Saturday, 12 October 2013

Rivers of London

Rivers of London is the first book in a hugely successful series of crime novels set throughout London town. So far, so familiar. In the first couple of pages, a decapitated corpse has been found in an iconic area of Covent Garden, with the key witness being a ghost. Yep - that pretty much grabs your attention and sets the scene for this supernatural rollercoaster ride across the city.

Ben Aaronovitch's writing is fantastically funny, told through the viewpoint of a young mixed-race, slightly rubbish policeman called Peter Grant. While his colleagues are chasing down criminals, he is more likely to be reading a plaque on a statue at the crime scene. It is this gift and desire to know more which enables him to be able to see ghosts and become an apprentice to Inspector Nightingale - the last wizard in England.

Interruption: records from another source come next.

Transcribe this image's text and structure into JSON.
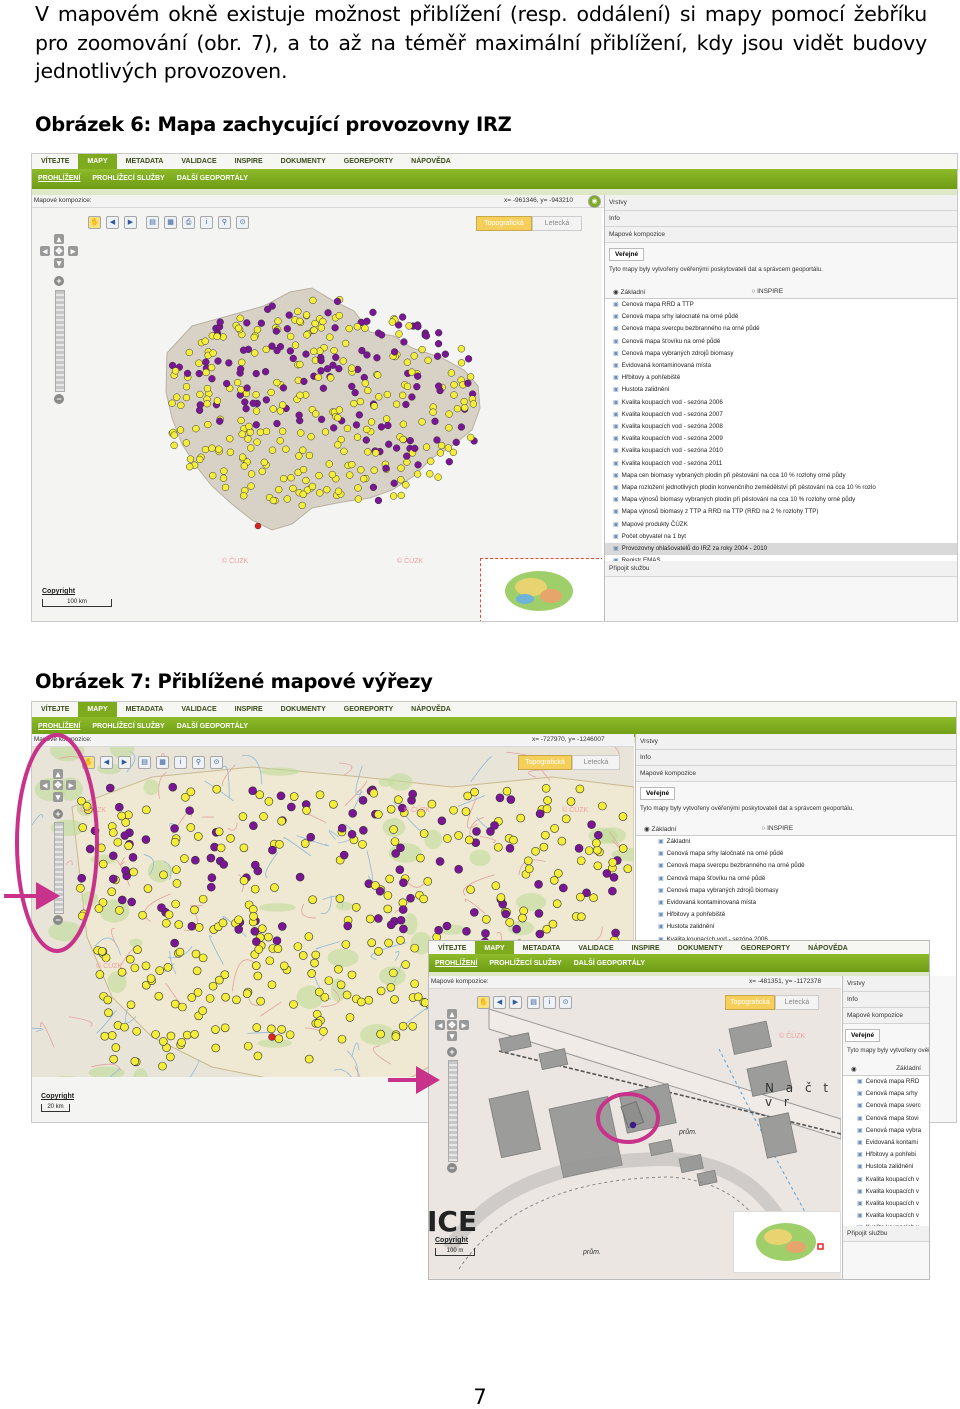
{
  "paragraph": "V mapovém okně existuje možnost přiblížení (resp. oddálení) si mapy pomocí žebříku pro zoomování (obr. 7), a to až na téměř maximální přiblížení, kdy jsou vidět budovy jednotlivých provozoven.",
  "caption1": "Obrázek 6: Mapa zachycující provozovny IRZ",
  "caption2": "Obrázek 7: Přiblížené mapové výřezy",
  "page_number": "7",
  "nav_main": [
    "VÍTEJTE",
    "MAPY",
    "METADATA",
    "VALIDACE",
    "INSPIRE",
    "DOKUMENTY",
    "GEOREPORTY",
    "NÁPOVĚDA"
  ],
  "nav_sub": [
    "PROHLÍŽENÍ",
    "PROHLÍŽECÍ SLUŽBY",
    "DALŠÍ GEOPORTÁLY"
  ],
  "map_compositions_label": "Mapové kompozice:",
  "shot1": {
    "coords": "x= -961346, y= -943210",
    "copyright": "Copyright",
    "scale": "100 km"
  },
  "shot2": {
    "coords": "x= -727970, y= -1246007",
    "copyright": "Copyright",
    "scale": "20 km"
  },
  "shot3": {
    "coords": "x= -481351, y= -1172378",
    "copyright": "Copyright",
    "scale": "100 m",
    "labels": [
      "N a  č t v r",
      "prům.",
      "prům.",
      "ICE"
    ]
  },
  "watermark": "© ČÚZK",
  "base_maps": [
    "Topografická",
    "Letecká"
  ],
  "side_panel": {
    "rows": [
      "Vrstvy",
      "Info",
      "Mapové kompozice"
    ],
    "tab": "Veřejné",
    "note": "Tyto mapy byly vytvořeny ověřenými poskytovateli dat a správcem geoportálu.",
    "radio_a": "Základní",
    "radio_b": "INSPIRE",
    "footer": "Připojit službu"
  },
  "layers_full": [
    "Cenová mapa RRD a TTP",
    "Cenová mapa srhy lalocnaté na orné půdě",
    "Cenová mapa svercpu bezbranného na orné půdě",
    "Cenová mapa šťovíku na orné půdě",
    "Cenová mapa vybraných zdrojů biomasy",
    "Evidovaná kontaminovaná místa",
    "Hřbitovy a pohřebiště",
    "Hustota zalidnění",
    "Kvalita koupacích vod - sezóna 2006",
    "Kvalita koupacích vod - sezóna 2007",
    "Kvalita koupacích vod - sezóna 2008",
    "Kvalita koupacích vod - sezóna 2009",
    "Kvalita koupacích vod - sezóna 2010",
    "Kvalita koupacích vod - sezóna 2011",
    "Mapa cen biomasy vybraných plodin při pěstování na cca 10 % rozlohy orné půdy",
    "Mapa rozložení jednotlivých plodin konvenčního zemědělství při pěstování na cca 10 % rozlo",
    "Mapa výnosů biomasy vybraných plodin při pěstování na cca 10 % rozlohy orné půdy",
    "Mapa výnosů biomasy z TTP a RRD na TTP (RRD na 2 % rozlohy TTP)",
    "Mapové produkty ČÚZK",
    "Počet obyvatel na 1 byt",
    "Provozovny ohlašovatelů do IRZ za roky 2004 - 2010",
    "Registr EMAS"
  ],
  "layers_short2": [
    "Základní",
    "Cenová mapa srhy laločnaté na orné půdě",
    "Cenová mapa svercpu bezbranného na orné půdě",
    "Cenová mapa šťovíku na orné půdě",
    "Cenová mapa vybraných zdrojů biomasy",
    "Evidovaná kontaminovaná místa",
    "Hřbitovy a pohřebiště",
    "Hustota zalidnění",
    "Kvalita koupacích vod - sezóna 2006"
  ],
  "layers_short3": [
    "Cenová mapa RRD",
    "Cenová mapa srhy",
    "Cenová mapa sverc",
    "Cenová mapa štovi",
    "Cenová mapa vybra",
    "Evidovaná kontami",
    "Hřbitovy a pohřebi",
    "Hustota zalidnění",
    "Kvalita koupacích v",
    "Kvalita koupacích v",
    "Kvalita koupacích v",
    "Kvalita koupacích v",
    "Kvalita koupacích v"
  ],
  "colors": {
    "nav_green": "#7eaa1e",
    "dot_yellow": "#f4ee3a",
    "dot_purple": "#7a1596",
    "highlight_magenta": "#c8328a"
  }
}
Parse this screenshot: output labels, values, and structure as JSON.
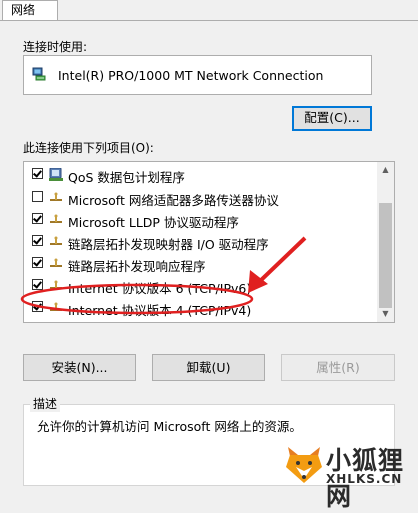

As more random acts of violence occur, Peter becomes intent on finding out the cause of ordinary Londoners suddenly erupting in anger and having there faces split open. Along the way he acquires a ghost-hunting dog and meets vampires and the spirits of the Thames.

What makes this book really effective is that it describes parts of London really accurately, which makes the 'magic' in the book a lot more realistic. The juxtaposition between traditional magic and modern technology is explored really well and the characters are well-written are likeable.

I don't often read crime fiction, but this instantly intrigued me and is unlike anything I have read before. I hope the rumours of a television series are true, as this would work really well on screen. I will definitely be interested in reading the other three books in the series so far.